“Long time no see”, heh? I’ve been busy with other undertakings - such as switching jobs - which means I’ve had less time to write. The emptiness in here since October is explained by that but I’m back and I bring some extraordinary fun with Liquidbase and its locking mechanism.
Liquidbase is an open source library designed to improve versioning of database schema changes. You can check its source code but, in essence, it helps controlling versioning across database schema changes, similar to Flyway, and it is written in Java, making it ideal for bootstrapping Spring applications.
Recently, I’ve had a nasty encounter with Liquidbase, due to its use in Spinnaker, in particular clouddriver. It envolves corrupt locks and deadlocks caused by those.
Liquidbase relies on a changelog, composed of changesets, to reliable and accurately know which changes have already been executed or haven’t been executed. Liquidbase uses a table in the database, named
DATABASECHANGELOG, to track these changesets, whether they have already been executed and when they have been executed.
Because Liquidbase is aware that multiple instances of the same application might be booting up at the same time and might be reading
DATABASECHANGELOG at the same time, or conflicting times, it also has a table named
DATABASECHANGELOGLOCK. In this table, instances that are currently reading the database can share locks and manage themselves out of concurrency issues.
Whenever an application with Liquidbase boots up, it will read
DATABASECHANGELOGLOCK and check for an existing lock. If the lock has been acquired by another instance, it will wait until the lock has been freed to proceed with acquiring the lock and perform the necessary operations.
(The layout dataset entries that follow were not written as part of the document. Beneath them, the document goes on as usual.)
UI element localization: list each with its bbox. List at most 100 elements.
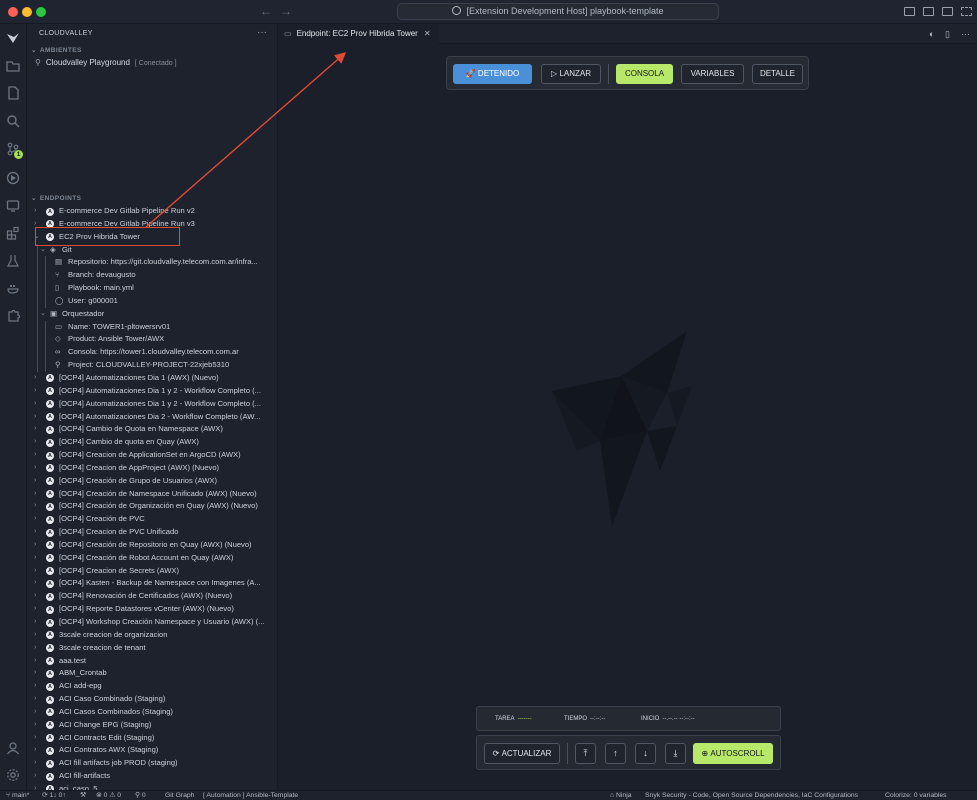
endpoint-detail-item[interactable]: ⚲ Project: CLOUDVALLEY-PROJECT-22xjeb5310 xyxy=(27,359,277,372)
window-close-button[interactable] xyxy=(8,7,18,17)
account-icon[interactable] xyxy=(6,741,20,755)
chevron-right-icon[interactable]: › xyxy=(34,693,36,706)
more-actions-icon[interactable]: ··· xyxy=(961,29,970,39)
endpoint-item[interactable]: › A [OCP4] Cambio de quota en Quay (AWX) xyxy=(27,436,277,449)
endpoint-group[interactable]: ⌄ ▣ Orquestador xyxy=(27,307,277,321)
chevron-right-icon[interactable]: › xyxy=(34,513,36,526)
chevron-right-icon[interactable]: › xyxy=(34,565,36,578)
forward-arrow-icon[interactable]: → xyxy=(280,4,292,18)
testing-icon[interactable] xyxy=(6,254,20,268)
chevron-right-icon[interactable]: › xyxy=(34,655,36,668)
endpoint-item[interactable]: › A [OCP4] Automatizaciones Dia 1 y 2 - Wo… xyxy=(27,385,277,398)
lanzar-button[interactable]: ▷ LANZAR xyxy=(541,64,601,84)
chevron-right-icon[interactable]: › xyxy=(34,372,36,385)
chevron-right-icon[interactable]: › xyxy=(34,423,36,436)
environment-item[interactable]: ⚲ Cloudvalley Playground [ Conectado ] xyxy=(35,58,177,67)
endpoint-item[interactable]: › A ACI Contratos AWX (Staging) xyxy=(27,744,277,757)
customize-layout-icon[interactable] xyxy=(961,7,972,16)
cloudvalley-logo-icon[interactable] xyxy=(6,31,20,45)
endpoint-item[interactable]: › A [OCP4] Kasten - Backup de Namespace co… xyxy=(27,577,277,590)
chevron-down-icon[interactable]: ⌄ xyxy=(40,308,46,321)
back-arrow-icon[interactable]: ← xyxy=(260,4,272,18)
endpoint-item[interactable]: › A [OCP4] Creación de Robot Account en Qu… xyxy=(27,552,277,565)
endpoint-item[interactable]: › Aaci_caso_5 xyxy=(27,783,277,790)
endpoint-detail-item[interactable]: ∞ Consola: https://tower1.cloudvalley.tel… xyxy=(27,346,277,360)
detenido-button[interactable]: 🚀 DETENIDO xyxy=(453,64,532,84)
chevron-right-icon[interactable]: › xyxy=(34,436,36,449)
endpoint-item[interactable]: › A [OCP4] Reporte Datastores vCenter (AWX… xyxy=(27,603,277,616)
build-icon[interactable]: ⚒ xyxy=(80,791,86,800)
autoscroll-button[interactable]: ⊕ AUTOSCROLL xyxy=(693,743,773,764)
endpoint-item[interactable]: › A [OCP4] Creacion de AppProject (AWX) (N… xyxy=(27,462,277,475)
chevron-right-icon[interactable]: › xyxy=(34,719,36,732)
close-icon[interactable]: ✕ xyxy=(424,29,431,38)
endpoint-detail-item[interactable]: ▯ Playbook: main.yml xyxy=(27,282,277,295)
chevron-right-icon[interactable]: › xyxy=(34,552,36,565)
search-icon[interactable] xyxy=(6,114,20,128)
tab-endpoint[interactable]: ▭ Endpoint: EC2 Prov Hibrida Tower ✕ xyxy=(278,24,439,44)
variables-button[interactable]: VARIABLES xyxy=(681,64,744,84)
window-maximize-button[interactable] xyxy=(36,7,46,17)
endpoint-item[interactable]: › A [OCP4] Creación de Organización en Qua… xyxy=(27,500,277,513)
remote-explorer-icon[interactable] xyxy=(6,199,20,213)
scroll-down-button[interactable]: ↓ xyxy=(635,743,656,764)
actualizar-button[interactable]: ⟳ ACTUALIZAR xyxy=(484,743,560,764)
split-editor-icon[interactable]: ▯ xyxy=(945,29,950,40)
toggle-panel-icon[interactable] xyxy=(923,7,934,16)
endpoint-item[interactable]: › A ACI Casos Combinados (Staging) xyxy=(27,706,277,719)
chevron-right-icon[interactable]: › xyxy=(34,411,36,424)
chevron-right-icon[interactable]: › xyxy=(34,205,36,218)
sync-item[interactable]: ⟳ 1↓ 0↑ xyxy=(42,791,66,800)
endpoint-detail-item[interactable]: ▤ Repositorio: https://git.cloudvalley.te… xyxy=(27,256,277,270)
endpoint-detail-item[interactable]: ▭ Name: TOWER1-pltowersrv01 xyxy=(27,320,277,334)
settings-gear-icon[interactable] xyxy=(6,768,20,782)
endpoint-item[interactable]: › A [OCP4] Creacion de PVC Unificado xyxy=(27,526,277,539)
chevron-right-icon[interactable]: › xyxy=(34,783,36,790)
chevron-right-icon[interactable]: › xyxy=(34,462,36,475)
automation-item[interactable]: [ Automation ] Ansible-Template xyxy=(203,791,298,800)
endpoint-item[interactable]: › A [OCP4] Creacion de ApplicationSet en A… xyxy=(27,449,277,462)
chevron-right-icon[interactable]: › xyxy=(34,680,36,693)
snyk-item[interactable]: Snyk Security - Code, Open Source Depend… xyxy=(645,791,858,800)
chevron-right-icon[interactable]: › xyxy=(34,488,36,501)
endpoint-item[interactable]: › A E-commerce Dev Gitlab Pipeline Run v2 xyxy=(27,205,277,218)
endpoint-item[interactable]: › A ACI fill artifacts job PROD (staging) xyxy=(27,757,277,770)
git-branch-item[interactable]: ⑂ main* xyxy=(6,791,29,800)
endpoint-item[interactable]: › A [OCP4] Automatizaciones Dia 1 (AWX) (N… xyxy=(27,372,277,385)
toggle-sidebar-icon[interactable] xyxy=(904,7,915,16)
endpoint-item[interactable]: › A 3scale creacion de organizacion xyxy=(27,629,277,642)
git-graph-item[interactable]: Git Graph xyxy=(165,791,194,800)
endpoint-item[interactable]: › A [OCP4] Automatizaciones Dia 2 - Workfl… xyxy=(27,411,277,424)
chevron-right-icon[interactable]: › xyxy=(34,539,36,552)
endpoint-item[interactable]: › A ACI Change EPG (Staging) xyxy=(27,719,277,732)
chevron-right-icon[interactable]: › xyxy=(34,577,36,590)
endpoint-item[interactable]: › A [OCP4] Creacion de Secrets (AWX) xyxy=(27,565,277,578)
chevron-right-icon[interactable]: › xyxy=(34,475,36,488)
chevron-right-icon[interactable]: › xyxy=(34,732,36,745)
endpoint-detail-item[interactable]: ◯ User: g000001 xyxy=(27,294,277,308)
chevron-right-icon[interactable]: › xyxy=(34,706,36,719)
problems-item[interactable]: ⊗ 0 ⚠ 0 xyxy=(96,791,121,800)
ports-item[interactable]: ⚲ 0 xyxy=(135,791,146,800)
chevron-right-icon[interactable]: › xyxy=(34,449,36,462)
endpoint-item[interactable]: › A [OCP4] Creación de Grupo de Usuarios (… xyxy=(27,475,277,488)
chevron-right-icon[interactable]: › xyxy=(34,667,36,680)
endpoint-item[interactable]: › A [OCP4] Renovación de Certificados (AWX… xyxy=(27,590,277,603)
run-debug-icon[interactable] xyxy=(6,171,20,185)
chevron-right-icon[interactable]: › xyxy=(34,500,36,513)
endpoint-item[interactable]: › A [OCP4] Cambio de Quota en Namespace (A… xyxy=(27,423,277,436)
endpoint-item[interactable]: › A [OCP4] Workshop Creación Namespace y U… xyxy=(27,616,277,629)
endpoint-item[interactable]: › A ACI add-epg xyxy=(27,680,277,693)
chevron-right-icon[interactable]: › xyxy=(34,603,36,616)
endpoint-item[interactable]: › A [OCP4] Creación de Repositorio en Quay… xyxy=(27,539,277,552)
extensions-icon[interactable] xyxy=(6,226,20,240)
command-center-search[interactable]: [Extension Development Host] playbook-te… xyxy=(397,3,719,20)
chevron-right-icon[interactable]: › xyxy=(34,757,36,770)
scroll-top-button[interactable]: ⤒ xyxy=(575,743,596,764)
section-header-ambientes[interactable]: ⌄ AMBIENTES xyxy=(31,46,82,54)
endpoint-item[interactable]: › A ABM_Crontab xyxy=(27,667,277,680)
endpoint-detail-item[interactable]: ◇ Product: Ansible Tower/AWX xyxy=(27,333,277,347)
scroll-up-button[interactable]: ↑ xyxy=(605,743,626,764)
endpoint-item[interactable]: › A ACI Contracts Edit (Staging) xyxy=(27,732,277,745)
endpoint-item[interactable]: › A [OCP4] Automatizaciones Dia 1 y 2 - Wo… xyxy=(27,398,277,411)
Unfortunately, as we know, this behaviour is prone to situations of corrupt locks being left in the database, for instances that are no longer requiring the lock or even running, leaving all other instances locked out and unable to boot. In essence, creating a deadlock because all instances are waiting for the existing lock to be freed, while the original instance has probably terminated a long time ago.
This is exactly what happens with Liquidbase if an instance happens to be unexpectedly terminated without freeing its lock. Any other instance that tries to boot up won’t be able to acquire the lock and will enter an infinite loop, until the lock is finally free.
I’m assuming this is a common occurrence because it is even documented in Liquidbase’s documentation:
If Liquibase does not exit cleanly, the lock row may be left as locked. You can clear out the current lock by running
liquibase releaseLockswhich runs
UPDATE DATABASECHANGELOGLOCK SET LOCKED=0
Unfortunately, I didn’t know this before hand. When I encountered this issue, it made for a fun afternoon of chasing ghosts…until I saw somewhere online that there might be a corrupt lock still in the database.
If you happen to encounter this error and see instances booting up and looping infinitely with
Waiting for changelog lock…please make sure you aren’t witnessing a deadlock due to a corrupt lock in your database.